Pour cela, répondez en 4 étapes :

  1. faites part de vos regrets par rapport à la situation ;
  2. expliquez que la satisfaction de votre client/patient est primordiale et que vous souhaitez tout mettre en œuvre pour cela ;
  3. demandez-lui plus de détail sur les faits, cela l’obligera à être plus objectif et à argumenter sa “plainte” ;
  4. le commentaire public est à rédiger une fois que la situation a été réglée en privé, ou bien si vous avez répondu au commentaire public et que vous n’avez eu aucune réponse. Dans ce commentaire, vous pouvez par exemple décrire les démarches que vous avez entreprises pour établir un contact avec l’internaute.

Ainsi, les personnes extérieures au litige comprennent que vous avez mené une démarche pour remédier à une mauvaise expérience.

 

Supprimer un commentaire négatif

Si l’auteur du commentaire n’est pas accessible ou s’il n’est pas possible de répondre au commentaire (cas des forums avec commentaires clos) alors il faut prendre contact avec le site qui abrite le litige.

 

Cas particulier de Google My Business

Google My Business est un outil gratuit et simple d’utilisation, qui permet aux entreprises et aux organisations de gérer leur présence en ligne sur Google, notamment lors d’une recherche qui les concerne, sur Google et sur Google Maps. En faisant valider et en modifiant les informations relatives à votre établissement, vous pouvez à la fois aider les internautes à vous trouver sur Google, mais aussi leur parler de votre activité.

 

L’encart généré par Google My Business se situe sur la partie droite de la page.
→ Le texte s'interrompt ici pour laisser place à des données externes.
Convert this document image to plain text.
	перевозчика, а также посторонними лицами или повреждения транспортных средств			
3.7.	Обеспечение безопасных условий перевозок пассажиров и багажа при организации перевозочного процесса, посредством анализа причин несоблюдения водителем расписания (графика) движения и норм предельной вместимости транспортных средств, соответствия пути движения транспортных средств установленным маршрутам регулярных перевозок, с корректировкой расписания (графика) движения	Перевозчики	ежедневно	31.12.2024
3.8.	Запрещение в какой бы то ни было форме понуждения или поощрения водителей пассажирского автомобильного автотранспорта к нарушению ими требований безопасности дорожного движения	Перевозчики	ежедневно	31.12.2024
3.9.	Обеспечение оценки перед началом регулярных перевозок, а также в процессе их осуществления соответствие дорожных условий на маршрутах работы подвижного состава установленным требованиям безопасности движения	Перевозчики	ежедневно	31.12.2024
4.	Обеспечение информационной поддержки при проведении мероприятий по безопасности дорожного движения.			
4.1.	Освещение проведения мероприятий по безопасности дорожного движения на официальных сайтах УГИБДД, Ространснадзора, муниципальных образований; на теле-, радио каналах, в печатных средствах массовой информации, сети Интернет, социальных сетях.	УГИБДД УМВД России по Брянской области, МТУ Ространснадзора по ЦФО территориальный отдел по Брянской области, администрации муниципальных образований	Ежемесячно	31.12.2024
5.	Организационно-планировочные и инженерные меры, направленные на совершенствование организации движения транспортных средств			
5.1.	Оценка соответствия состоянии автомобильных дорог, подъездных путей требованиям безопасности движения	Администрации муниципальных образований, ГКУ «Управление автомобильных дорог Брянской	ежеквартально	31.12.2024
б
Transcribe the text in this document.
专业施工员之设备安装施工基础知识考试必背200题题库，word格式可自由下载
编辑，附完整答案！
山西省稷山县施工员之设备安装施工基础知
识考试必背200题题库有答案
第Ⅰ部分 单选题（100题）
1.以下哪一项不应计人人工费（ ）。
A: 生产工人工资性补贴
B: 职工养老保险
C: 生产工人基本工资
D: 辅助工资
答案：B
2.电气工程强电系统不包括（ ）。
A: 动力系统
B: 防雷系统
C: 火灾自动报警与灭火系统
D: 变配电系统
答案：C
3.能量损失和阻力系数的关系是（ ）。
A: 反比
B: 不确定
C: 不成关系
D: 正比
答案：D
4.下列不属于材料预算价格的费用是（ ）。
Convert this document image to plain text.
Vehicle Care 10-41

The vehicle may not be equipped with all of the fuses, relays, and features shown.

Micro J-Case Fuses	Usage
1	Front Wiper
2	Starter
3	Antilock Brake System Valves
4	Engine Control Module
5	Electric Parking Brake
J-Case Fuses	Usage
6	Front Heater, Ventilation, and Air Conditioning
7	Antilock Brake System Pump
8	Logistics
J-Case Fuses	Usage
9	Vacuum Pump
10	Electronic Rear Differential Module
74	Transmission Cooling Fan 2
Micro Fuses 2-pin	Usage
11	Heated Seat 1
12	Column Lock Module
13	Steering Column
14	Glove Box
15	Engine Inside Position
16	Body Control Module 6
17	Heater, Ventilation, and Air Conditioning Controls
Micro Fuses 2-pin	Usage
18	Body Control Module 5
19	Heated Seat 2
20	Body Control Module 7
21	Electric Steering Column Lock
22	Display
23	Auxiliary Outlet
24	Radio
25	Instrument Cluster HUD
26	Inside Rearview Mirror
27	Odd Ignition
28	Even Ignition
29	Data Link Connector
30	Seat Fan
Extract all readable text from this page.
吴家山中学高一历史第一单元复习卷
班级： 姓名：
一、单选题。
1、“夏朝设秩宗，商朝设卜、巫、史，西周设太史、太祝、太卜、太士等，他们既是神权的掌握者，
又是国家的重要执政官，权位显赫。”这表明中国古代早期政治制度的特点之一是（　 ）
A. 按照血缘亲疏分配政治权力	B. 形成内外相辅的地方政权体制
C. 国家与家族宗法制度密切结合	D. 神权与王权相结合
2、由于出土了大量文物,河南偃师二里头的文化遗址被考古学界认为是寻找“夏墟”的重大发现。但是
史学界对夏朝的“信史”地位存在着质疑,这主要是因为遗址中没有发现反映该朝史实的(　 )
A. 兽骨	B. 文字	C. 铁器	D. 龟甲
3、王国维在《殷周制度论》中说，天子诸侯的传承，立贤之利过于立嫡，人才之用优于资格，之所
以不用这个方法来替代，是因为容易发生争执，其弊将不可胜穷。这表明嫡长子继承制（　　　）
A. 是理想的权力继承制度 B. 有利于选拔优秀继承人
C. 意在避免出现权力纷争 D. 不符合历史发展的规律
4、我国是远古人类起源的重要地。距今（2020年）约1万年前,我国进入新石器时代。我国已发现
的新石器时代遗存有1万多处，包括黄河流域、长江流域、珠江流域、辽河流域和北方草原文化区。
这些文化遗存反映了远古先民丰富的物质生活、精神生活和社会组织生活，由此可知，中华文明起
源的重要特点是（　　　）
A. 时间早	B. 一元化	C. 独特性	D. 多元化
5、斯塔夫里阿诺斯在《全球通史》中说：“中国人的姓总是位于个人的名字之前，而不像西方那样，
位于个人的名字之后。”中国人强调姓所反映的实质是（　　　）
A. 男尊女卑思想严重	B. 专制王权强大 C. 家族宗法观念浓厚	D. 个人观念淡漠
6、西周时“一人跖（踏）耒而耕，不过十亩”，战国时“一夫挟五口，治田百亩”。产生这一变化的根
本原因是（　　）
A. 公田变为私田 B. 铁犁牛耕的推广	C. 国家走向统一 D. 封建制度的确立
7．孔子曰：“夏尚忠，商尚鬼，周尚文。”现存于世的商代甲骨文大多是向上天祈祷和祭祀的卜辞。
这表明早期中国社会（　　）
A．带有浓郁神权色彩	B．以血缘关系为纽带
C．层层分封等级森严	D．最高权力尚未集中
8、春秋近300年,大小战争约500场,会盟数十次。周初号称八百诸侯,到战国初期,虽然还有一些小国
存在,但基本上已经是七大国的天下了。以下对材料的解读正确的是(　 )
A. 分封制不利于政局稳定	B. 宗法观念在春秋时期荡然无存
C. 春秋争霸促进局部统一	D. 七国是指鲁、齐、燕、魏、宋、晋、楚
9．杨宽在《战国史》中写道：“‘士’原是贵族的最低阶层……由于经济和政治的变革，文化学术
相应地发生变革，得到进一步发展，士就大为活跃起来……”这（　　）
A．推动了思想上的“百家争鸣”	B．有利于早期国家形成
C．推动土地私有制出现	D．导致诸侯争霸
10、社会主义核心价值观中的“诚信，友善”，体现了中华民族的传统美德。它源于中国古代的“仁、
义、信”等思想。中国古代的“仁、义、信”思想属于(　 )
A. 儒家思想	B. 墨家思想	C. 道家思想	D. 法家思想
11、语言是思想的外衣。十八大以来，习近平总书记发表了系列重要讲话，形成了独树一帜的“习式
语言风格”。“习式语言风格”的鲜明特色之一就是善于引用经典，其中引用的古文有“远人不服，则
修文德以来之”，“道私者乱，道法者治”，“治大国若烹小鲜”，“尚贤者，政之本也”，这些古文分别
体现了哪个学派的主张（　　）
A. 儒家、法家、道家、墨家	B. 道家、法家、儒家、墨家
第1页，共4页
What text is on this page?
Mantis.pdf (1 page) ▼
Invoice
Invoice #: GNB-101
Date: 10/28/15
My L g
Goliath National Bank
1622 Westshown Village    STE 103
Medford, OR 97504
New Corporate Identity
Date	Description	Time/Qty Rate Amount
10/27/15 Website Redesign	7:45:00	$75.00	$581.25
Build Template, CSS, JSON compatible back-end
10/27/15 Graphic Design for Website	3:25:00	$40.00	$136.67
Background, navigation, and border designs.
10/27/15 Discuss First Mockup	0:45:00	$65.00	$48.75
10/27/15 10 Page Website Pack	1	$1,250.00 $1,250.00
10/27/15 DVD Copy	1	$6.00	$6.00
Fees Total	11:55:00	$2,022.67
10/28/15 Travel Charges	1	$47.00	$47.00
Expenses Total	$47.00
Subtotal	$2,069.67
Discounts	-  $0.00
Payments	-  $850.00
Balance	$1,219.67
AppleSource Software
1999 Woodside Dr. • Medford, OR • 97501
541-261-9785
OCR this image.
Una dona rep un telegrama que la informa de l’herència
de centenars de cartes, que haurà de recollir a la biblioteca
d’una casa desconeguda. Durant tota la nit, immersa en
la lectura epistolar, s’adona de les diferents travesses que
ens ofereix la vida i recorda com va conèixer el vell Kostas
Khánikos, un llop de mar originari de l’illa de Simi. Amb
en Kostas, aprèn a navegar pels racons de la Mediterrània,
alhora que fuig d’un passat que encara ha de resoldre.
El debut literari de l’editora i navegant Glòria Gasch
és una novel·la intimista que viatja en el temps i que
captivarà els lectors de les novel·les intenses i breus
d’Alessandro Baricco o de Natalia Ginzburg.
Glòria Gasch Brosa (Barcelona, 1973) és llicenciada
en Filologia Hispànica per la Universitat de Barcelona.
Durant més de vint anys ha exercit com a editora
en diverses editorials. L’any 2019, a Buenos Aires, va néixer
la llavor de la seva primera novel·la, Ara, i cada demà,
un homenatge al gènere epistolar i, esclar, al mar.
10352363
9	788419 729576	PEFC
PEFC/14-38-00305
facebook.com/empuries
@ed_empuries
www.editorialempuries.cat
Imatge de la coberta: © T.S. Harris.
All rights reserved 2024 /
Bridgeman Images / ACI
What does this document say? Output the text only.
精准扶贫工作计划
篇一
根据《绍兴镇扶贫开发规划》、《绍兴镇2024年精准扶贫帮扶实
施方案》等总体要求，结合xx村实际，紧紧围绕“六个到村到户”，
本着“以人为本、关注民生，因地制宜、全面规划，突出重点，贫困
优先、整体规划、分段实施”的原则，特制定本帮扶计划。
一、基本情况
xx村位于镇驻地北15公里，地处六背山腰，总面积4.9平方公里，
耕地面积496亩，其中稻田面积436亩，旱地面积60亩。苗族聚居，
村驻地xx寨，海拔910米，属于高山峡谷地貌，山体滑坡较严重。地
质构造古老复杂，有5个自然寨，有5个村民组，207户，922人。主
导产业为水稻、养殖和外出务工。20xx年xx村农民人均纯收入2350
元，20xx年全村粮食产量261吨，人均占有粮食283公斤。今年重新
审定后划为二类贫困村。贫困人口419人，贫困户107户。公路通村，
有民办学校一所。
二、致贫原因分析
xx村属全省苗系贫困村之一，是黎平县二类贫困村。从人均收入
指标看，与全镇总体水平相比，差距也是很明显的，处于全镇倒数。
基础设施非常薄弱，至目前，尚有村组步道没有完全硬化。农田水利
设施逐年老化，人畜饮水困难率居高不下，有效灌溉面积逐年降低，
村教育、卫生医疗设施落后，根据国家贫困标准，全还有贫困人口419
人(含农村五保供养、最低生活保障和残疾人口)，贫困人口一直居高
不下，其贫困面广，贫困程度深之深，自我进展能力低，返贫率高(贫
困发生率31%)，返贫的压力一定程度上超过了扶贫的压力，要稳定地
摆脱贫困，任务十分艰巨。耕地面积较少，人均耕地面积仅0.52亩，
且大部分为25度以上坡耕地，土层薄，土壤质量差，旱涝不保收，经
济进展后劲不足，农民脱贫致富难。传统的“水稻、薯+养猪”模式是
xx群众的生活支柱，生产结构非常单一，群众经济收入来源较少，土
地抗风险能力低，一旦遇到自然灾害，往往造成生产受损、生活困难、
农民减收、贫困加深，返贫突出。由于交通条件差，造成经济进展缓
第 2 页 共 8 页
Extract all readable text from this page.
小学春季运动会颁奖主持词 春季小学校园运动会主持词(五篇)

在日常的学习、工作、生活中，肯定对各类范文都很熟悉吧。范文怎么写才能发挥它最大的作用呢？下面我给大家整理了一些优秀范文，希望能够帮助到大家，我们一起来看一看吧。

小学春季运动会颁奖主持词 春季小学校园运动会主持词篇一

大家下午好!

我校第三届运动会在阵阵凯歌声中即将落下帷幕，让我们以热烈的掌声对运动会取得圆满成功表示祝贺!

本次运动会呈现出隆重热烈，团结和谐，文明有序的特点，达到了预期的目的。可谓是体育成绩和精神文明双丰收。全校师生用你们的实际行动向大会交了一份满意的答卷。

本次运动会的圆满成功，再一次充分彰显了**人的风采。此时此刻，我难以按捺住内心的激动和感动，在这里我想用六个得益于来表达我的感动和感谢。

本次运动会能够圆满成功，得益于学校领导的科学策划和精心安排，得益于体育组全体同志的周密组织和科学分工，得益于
Sa visibilité est importante.

 

En cas de propos injurieux sur Google My Business :

  • il faut se connecter sur son compte et signaler le propos diffamatoire ou injurieux. Mais cela est laissé à la libre appréciation de Google ;
  • dans le cas où le commentaire ne serait pas supprimé par Google, il faut fermer son compte et en ouvrir un autre (démarche longue, plusieurs mois).

 

Agir sur l’environnement du commentaire : augmenter sa visibilité de façon positive

Si les commentaires négatifs ne peuvent pas être modérés et qu’ils restent sur le web, il faut les “enterrer” avec des commentaires ou du contenu plus récent.

 

Enterrer des commentaires

Au sein d’une plateforme (comme Google My Business), une façon de faire disparaitre le commentaire négatif est d’obtenir des commentaires positifs plus récents, car seuls les 6 derniers avis apparaissent. Si vous arrivez à obtenir ces 6 avis positifs, votre mauvais avis ne sera plus lisible par les internautes (par contre votre note globale en tiendra toujours compte).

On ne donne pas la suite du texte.